His father, once a high-ranking official in the Ministry of Education, a man given to reciting the poetry of Jacques Prevert ("black hair, black hair, caressed by the waves... ") is useless in a society where toil is elevated to godly status. His new occupation of weaving wicker leaves him with bloody fingers. Panh's mother steps up, using memories of her agricultural roots in the Mekong Delta to fill the void.
"She could still winnow rice and grind grain without getting exhausted. She could still 'read the wood' in order to split it with one blow of her ax. The Khmer Rouge were amazed: a bourgeois woman who worked like a peasant! The new world held some surprises. Myself, I used to watch my mother for hours, and all the more because my father, for his part, wasn't up to very much."
The skills were helpful to a point. There was never enough food and no proper medical care. There was always too much work. His father died first. His mother did not last much longer.
Panh survives by the skin of his teeth, and learns a few things along the way. He brings to mind one of the Holocaust survivors he reads later, Primo Levi, who wrote that the Auschwitz concentration camp was his real university. Panh is educated in the ways of killing cobras - bash them over the head with one enormous blow - and writes that "little by little" he became hardened. He learned to dissemble, to become a sort of simpleton, "to not be".
He had already become a practiced storyteller, with young laborers and Khmer Rouge cadres his first audience. In one of the few comical parts of the book, Panh remembers getting into trouble for regaling his group with details of the first mission to the moon. He goes over the first steps, the return to earth. The audience is fascinated and can't believe the incredible feat. His error is to tell them that the Americans were responsible. He's forced to undergo self-criticism for praising the decadent imperialists. "Comrade!" the Khmer Rouge schoolmistress barks at him, "Such tales are inventions. Lies. Your conduct is unacceptable. When you spread those fables, you betray the revolution. You betray your comrades."

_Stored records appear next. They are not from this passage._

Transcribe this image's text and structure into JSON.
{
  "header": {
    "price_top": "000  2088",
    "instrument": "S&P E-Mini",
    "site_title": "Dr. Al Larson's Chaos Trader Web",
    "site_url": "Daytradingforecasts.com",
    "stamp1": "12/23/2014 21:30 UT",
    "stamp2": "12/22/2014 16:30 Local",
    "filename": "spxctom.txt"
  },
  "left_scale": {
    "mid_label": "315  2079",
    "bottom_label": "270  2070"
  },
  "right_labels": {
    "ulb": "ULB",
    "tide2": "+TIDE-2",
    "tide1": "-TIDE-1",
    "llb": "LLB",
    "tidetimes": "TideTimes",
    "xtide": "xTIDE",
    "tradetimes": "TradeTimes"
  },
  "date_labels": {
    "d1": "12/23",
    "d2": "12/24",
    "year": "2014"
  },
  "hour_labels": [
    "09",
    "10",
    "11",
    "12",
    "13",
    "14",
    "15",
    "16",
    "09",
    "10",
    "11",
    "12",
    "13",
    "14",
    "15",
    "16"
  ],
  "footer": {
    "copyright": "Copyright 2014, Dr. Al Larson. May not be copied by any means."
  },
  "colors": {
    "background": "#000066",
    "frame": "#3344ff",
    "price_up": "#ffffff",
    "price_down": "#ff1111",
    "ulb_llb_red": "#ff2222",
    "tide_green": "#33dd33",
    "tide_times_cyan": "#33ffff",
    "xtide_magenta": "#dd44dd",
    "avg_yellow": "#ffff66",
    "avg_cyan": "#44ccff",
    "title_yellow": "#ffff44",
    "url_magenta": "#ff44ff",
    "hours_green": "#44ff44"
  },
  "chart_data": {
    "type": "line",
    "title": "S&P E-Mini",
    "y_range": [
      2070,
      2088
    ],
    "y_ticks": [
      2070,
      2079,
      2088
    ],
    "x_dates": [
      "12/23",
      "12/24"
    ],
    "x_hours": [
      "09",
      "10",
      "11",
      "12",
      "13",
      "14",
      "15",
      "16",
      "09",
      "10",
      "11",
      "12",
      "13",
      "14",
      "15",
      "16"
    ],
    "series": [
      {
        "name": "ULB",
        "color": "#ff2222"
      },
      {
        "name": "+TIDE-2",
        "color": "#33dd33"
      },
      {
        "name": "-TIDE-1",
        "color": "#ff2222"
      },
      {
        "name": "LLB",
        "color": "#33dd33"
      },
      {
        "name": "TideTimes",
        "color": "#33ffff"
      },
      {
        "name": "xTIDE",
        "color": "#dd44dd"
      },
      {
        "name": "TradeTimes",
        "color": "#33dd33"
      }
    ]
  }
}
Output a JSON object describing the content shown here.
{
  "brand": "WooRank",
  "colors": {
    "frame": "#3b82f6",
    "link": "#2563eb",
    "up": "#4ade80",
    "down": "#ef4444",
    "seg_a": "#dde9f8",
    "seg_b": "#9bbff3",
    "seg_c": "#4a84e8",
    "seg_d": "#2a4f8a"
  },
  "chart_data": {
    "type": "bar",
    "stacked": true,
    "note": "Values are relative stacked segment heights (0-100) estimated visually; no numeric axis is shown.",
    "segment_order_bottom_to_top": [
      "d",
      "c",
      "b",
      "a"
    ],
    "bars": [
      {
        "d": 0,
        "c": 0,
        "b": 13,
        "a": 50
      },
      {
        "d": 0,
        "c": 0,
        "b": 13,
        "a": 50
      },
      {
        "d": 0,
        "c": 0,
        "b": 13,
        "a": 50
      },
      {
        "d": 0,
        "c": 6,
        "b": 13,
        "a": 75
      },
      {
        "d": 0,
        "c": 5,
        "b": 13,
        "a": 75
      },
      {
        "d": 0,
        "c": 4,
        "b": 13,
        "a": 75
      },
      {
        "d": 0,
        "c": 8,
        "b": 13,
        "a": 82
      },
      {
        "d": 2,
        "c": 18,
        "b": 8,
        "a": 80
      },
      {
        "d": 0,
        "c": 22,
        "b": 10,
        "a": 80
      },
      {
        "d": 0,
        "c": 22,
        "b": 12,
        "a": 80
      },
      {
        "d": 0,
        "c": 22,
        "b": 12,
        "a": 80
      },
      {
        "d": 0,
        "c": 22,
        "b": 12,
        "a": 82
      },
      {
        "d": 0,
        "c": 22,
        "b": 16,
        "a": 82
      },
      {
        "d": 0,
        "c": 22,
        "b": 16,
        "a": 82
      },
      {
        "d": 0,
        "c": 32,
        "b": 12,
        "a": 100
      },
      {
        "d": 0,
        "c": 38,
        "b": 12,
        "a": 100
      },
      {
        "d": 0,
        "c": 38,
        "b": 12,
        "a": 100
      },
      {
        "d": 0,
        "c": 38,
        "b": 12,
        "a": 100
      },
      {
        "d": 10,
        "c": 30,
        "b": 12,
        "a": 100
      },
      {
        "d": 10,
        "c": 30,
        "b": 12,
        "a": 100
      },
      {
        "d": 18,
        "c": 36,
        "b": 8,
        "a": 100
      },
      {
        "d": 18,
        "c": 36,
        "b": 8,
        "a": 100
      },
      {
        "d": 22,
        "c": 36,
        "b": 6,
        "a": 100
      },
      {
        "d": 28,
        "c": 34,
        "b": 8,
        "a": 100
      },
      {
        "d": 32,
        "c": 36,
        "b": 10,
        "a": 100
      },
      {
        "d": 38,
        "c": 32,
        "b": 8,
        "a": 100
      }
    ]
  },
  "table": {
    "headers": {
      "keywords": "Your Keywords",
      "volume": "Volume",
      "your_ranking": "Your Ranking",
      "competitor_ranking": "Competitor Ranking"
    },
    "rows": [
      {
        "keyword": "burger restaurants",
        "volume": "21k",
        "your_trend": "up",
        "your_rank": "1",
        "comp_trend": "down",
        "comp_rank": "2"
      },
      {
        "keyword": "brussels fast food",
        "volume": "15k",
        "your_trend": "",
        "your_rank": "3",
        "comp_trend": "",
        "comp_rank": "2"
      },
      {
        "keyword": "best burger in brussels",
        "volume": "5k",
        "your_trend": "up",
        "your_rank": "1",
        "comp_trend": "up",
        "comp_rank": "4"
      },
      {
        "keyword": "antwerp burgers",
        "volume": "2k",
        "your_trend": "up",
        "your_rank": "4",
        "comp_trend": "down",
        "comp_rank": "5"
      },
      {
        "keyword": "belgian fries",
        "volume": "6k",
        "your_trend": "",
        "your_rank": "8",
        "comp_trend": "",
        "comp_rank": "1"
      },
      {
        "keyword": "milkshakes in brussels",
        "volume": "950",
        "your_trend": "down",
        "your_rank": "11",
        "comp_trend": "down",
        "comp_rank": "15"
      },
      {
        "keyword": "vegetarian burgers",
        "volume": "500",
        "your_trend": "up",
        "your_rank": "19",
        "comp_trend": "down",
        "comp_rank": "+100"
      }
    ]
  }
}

The Elimination may not be the easiest memoir to read, but many parts of the book linger. I think of a small portrait, no longer than a page, of his elder sister, the former deputy director of the National Museum in Phnom Penh. Her husband was executed for being a physician, a highly targeted class of the "new people" whom the Khmer Rouge regarded as vestiges of a corrupted society. She disappeared about a year after the fall of Phnom Penh in 1975. Earlier, when Panh was eight or nine years old, he visited her and stole fruit from the tamarind trees surrounding the red-roofed complex of the museum.
"Today I wouldn't dare do that. Because of my age? Or my memories? The royal palace, with its high walls and its traditions, isn't far. The world we knew will not return. And you, my sister, I never saw you again. I can still picture your colorful skirt when you appeared from the big, carved wooden door, and your bag filled with documents. I remember our walks together. Your words. My caprices. I see you smile. You take my childish hand."
The Elimination by Rithy Panh. Other Press (February 2013). ISBN: 159-051-5587. Price: US$22.95. 271 pages
Joe Freeman is a reporter and sub-editor at the Phnom Penh Post in Cambodia.